Saturday, June 6, 2009

Practice

While the kids were playing in their rooms this early afternoon, Noel watched a documentary to review called (unfortunately) Enlighten Up! The director has been practicing yoga for several years, and decided she wanted to introduce a novice to the exercise, following his progress to see whether he experienced any transformations.

Although infuriating in some ways, the documentary captures the novice's fascinating conversations with established masters from many yogic schools in the United States and in India. They give him conflicting answers to his questions: Is yoga a physical or spiritual exercise? What is it for? How do you do it correctly?

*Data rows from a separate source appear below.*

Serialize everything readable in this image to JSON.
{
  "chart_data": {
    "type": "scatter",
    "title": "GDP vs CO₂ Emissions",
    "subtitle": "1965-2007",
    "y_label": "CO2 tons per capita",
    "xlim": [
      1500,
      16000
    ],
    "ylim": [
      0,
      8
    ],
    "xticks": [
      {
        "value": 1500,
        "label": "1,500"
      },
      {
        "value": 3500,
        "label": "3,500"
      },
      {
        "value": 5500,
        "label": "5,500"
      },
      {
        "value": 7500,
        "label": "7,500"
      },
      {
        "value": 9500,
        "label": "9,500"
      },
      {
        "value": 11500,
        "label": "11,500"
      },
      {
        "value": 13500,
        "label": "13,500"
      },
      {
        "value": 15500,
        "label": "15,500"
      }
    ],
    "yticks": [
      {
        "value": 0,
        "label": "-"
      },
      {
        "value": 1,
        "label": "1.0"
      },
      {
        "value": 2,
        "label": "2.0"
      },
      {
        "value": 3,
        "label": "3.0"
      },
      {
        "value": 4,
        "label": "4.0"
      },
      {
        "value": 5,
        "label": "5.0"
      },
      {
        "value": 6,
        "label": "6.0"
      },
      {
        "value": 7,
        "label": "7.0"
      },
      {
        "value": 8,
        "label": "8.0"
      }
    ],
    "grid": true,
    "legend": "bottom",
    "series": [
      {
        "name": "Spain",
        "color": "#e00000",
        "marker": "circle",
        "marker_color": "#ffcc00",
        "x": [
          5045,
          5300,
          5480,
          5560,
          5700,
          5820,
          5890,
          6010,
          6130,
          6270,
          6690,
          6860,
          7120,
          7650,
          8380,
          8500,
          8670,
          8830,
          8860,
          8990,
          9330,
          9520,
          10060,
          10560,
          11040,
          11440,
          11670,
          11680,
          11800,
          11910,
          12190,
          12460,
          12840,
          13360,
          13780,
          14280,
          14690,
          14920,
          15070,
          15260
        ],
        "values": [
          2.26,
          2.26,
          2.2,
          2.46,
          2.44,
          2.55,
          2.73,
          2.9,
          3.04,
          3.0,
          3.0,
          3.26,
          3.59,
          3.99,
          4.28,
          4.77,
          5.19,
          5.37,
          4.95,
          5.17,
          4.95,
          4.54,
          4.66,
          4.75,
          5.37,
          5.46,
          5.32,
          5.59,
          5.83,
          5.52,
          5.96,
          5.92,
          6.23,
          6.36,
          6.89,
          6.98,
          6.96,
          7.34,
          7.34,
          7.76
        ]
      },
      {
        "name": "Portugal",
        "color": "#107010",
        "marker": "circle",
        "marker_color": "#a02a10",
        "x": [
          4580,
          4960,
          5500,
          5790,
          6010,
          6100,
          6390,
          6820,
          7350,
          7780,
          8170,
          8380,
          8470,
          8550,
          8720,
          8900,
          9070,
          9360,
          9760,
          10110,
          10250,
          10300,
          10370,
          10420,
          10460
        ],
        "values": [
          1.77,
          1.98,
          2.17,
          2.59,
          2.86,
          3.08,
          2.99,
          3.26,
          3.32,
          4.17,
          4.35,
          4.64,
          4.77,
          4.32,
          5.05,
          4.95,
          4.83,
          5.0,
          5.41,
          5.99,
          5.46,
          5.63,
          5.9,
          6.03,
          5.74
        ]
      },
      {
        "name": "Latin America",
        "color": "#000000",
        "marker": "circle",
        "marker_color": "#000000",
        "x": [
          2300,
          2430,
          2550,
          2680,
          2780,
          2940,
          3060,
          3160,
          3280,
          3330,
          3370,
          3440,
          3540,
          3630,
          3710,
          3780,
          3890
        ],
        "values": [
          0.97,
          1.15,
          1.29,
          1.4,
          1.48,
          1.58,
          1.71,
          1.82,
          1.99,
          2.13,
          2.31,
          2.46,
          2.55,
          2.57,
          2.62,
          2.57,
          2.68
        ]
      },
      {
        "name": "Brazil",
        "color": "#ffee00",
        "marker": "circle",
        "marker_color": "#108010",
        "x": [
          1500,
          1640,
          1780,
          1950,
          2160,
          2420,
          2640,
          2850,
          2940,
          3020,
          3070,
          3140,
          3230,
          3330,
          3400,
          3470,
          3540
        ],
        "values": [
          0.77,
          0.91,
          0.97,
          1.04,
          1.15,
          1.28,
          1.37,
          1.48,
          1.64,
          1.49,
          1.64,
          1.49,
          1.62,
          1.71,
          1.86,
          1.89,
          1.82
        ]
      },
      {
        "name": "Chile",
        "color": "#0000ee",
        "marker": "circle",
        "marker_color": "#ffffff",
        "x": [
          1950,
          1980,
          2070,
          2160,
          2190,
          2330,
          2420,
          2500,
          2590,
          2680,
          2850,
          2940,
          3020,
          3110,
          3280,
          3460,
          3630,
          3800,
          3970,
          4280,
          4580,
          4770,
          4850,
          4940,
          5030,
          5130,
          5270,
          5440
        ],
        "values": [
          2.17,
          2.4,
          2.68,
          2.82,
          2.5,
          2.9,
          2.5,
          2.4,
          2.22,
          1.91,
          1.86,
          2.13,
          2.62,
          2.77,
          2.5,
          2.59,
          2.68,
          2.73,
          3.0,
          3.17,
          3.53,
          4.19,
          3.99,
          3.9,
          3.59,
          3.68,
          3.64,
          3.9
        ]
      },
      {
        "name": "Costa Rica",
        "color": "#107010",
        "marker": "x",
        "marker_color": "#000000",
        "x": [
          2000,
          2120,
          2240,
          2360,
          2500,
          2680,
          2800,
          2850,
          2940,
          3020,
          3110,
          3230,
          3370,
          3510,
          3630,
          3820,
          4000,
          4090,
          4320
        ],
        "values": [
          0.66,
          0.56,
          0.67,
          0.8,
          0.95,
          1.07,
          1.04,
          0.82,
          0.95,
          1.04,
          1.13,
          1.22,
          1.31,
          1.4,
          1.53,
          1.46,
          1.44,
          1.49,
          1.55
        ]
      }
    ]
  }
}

The lifelong practice of yoga is frequently emphasized. Doing the same things over and over and over, day after day, year after year, not knowing when there will be an outcome or what the outcome will be -- it runs counter to our goal-oriented thinking, doesn't it?

Watching, I suddenly realized that I've made a decision to do something everyday, too -- not because I know what will happen if I do, but just because I sense that the discipline will teach me something about myself. I write in this blog every day. I don't write the same things; somedays I just copy what someone else has written. Most of what I write is inconsequential, even repetitive.

But maybe people doing what look outwardly to be the same yoga poses over and over again aren't, in fact, repeating themselves. Maybe the pose is truly a different experience depending on where it's done and who's doing it and what has happened to them a moment ago, a day ago, a year ago. So I wouldn't have to write the same blog entry over and over in order to approximate the same kind of daily practice.

You may do something by choice every day, too -- pray, run, read, cook. Do you know what you want to get out of it? Do you just do it because doing something by choice every day seems inherently a good exercise? Are you sometimes surprised by what happens -- or what doesn't happen?

1 comment:

Jenn said...

I've been practicing yoga more and more (particularly ashtanga), and I can tell you that it's different every time you come to it. There's a comfort in knowing that the same sequence of poses awaits you--you know what will come--but then you never know how you will be within each pose. Will it be easy today? Will it be a struggle? Can one focus, or will distractions pop up?

I like how you connect this idea of practice with repetitions that are somehow more than just endlessly repeating one's actions, but with discipline and learning and seeing what the action will bring or not bring.